Remaining Wonder-full

   Maybe I better promise again, as I have before, that I will not use this precious space to always and only talk about my grandchildren. Cross my heart. I realize I’m perilously close to becoming one of those obnoxious grandparents you cross the street (or turn the page) to avoid.

   But this week, I have to tell a grandchild story—not because my granddaughter is currently missing her front teeth and is quite possibly the cutest six-year-old on the planet, but because when Edda lost a baby tooth at our house, I learned something I want to share.

   You know how it is when baby teeth begin to get loose. Kids wiggle and work those suckers around all day long, trying as hard as they can to speed up the promised arrival of the Tooth Fairy. She happened to be at our house one day when that was happening.

   So eager was Edda to reap the fairy’s booty that when she finally got that tooth to turn loose of its mooring, you’d have thought she won a sweepstakes. It was as if she expected the Tooth Fairy to immediately drive up in a prize patrol van with balloons and a giant cardboard check.

   Getting to witness our granddaughter’s jubilation was entertaining enough, but the event also prompted some other funny incidents.

   One that isn’t relevant to my point, but is too cute not to share, occurred after she had lost a few teeth. Edda was at our house and, waiting until when we were alone in the kitchen, she stage-whispered to me, “Gram, I found the Tooth Fairy’s nest.”

   “Really? Where is it?” I whispered back.

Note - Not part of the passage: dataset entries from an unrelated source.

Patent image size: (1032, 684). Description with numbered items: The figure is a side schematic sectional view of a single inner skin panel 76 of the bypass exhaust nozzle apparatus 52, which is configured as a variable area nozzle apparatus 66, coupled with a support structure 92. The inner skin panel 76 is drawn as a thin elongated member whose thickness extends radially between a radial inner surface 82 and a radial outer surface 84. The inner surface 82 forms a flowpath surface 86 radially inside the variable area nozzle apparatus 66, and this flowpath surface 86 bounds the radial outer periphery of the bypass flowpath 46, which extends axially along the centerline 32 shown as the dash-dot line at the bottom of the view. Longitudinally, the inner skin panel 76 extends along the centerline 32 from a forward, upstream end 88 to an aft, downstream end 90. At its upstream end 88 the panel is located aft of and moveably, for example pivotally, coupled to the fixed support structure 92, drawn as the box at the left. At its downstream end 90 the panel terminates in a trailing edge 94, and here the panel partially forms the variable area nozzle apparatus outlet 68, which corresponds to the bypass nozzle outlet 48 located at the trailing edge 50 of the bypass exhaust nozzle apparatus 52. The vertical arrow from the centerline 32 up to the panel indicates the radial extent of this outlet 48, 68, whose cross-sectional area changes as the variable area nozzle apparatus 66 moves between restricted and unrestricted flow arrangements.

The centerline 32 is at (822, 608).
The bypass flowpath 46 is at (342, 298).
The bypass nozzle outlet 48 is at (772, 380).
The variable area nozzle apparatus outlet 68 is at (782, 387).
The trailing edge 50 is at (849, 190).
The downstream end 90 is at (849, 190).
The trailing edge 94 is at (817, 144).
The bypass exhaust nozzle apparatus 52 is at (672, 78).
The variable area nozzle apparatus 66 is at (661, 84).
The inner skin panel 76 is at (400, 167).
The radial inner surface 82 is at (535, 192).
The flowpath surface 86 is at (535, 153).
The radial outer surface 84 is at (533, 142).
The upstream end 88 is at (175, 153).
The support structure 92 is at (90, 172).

   “In Mama and Daddy’s closet,” she replied with a conspiratorial glint in her eye.

   C’mon—even if you’re anti-Tooth Fairy, don’t you love that?

   But the more relevant thing happened when Edda lost a tooth at our house, and it actually inspired me to pause and consider my own life. After Edda’s tooth came out, all day long she kept checking in with me to report, with great amazement and drama, “My tooth is still gone, Gram!”

   “Yep, it sure is,” I’d say back.

   I don’t know what was going on in her mind. Maybe she was afraid a new tooth might sprout before the Tooth Fairy arrived, thus rendering her ineligible for any prize.

   Whatever she was thinking, Edda remained in a state of wonder over that missing tooth all day long.

   It was good for me to see that and to be reminded that I should never stop being amazed and filled with wonder over some things in my life.

   At the top of that list? The miracle that God saved me.

   God—the Creator and Lord of the whole universe; saved—rescued, ransomed, and redeemed; me—the one who doubted, wrestled and rebelled.

   He saved me from a small, purposeless life spent building my own pitiful, tiny, temporary kingdom. He saved me from the despair that oozes out of the lie that this world is as good as it gets and we’re all spinning willy-nilly in an out-of-control universe. And He saved me from spending eternity in a place without any shred of love, light, hope and goodness.

   It’s far too easy for me to become complacent about the miraculous reality that, as the Apostle Paul wrote, God rescued me from the domain of darkness and transferred me to the kingdom of His beloved Son, in whom I have redemption and the forgiveness of my sins. (Colossians 1:13-14)

   Every single day of my life I should declare, “I’m saved!” … and that reality should fill me with wonder and praise.

   May that truth never grow old, even as I do.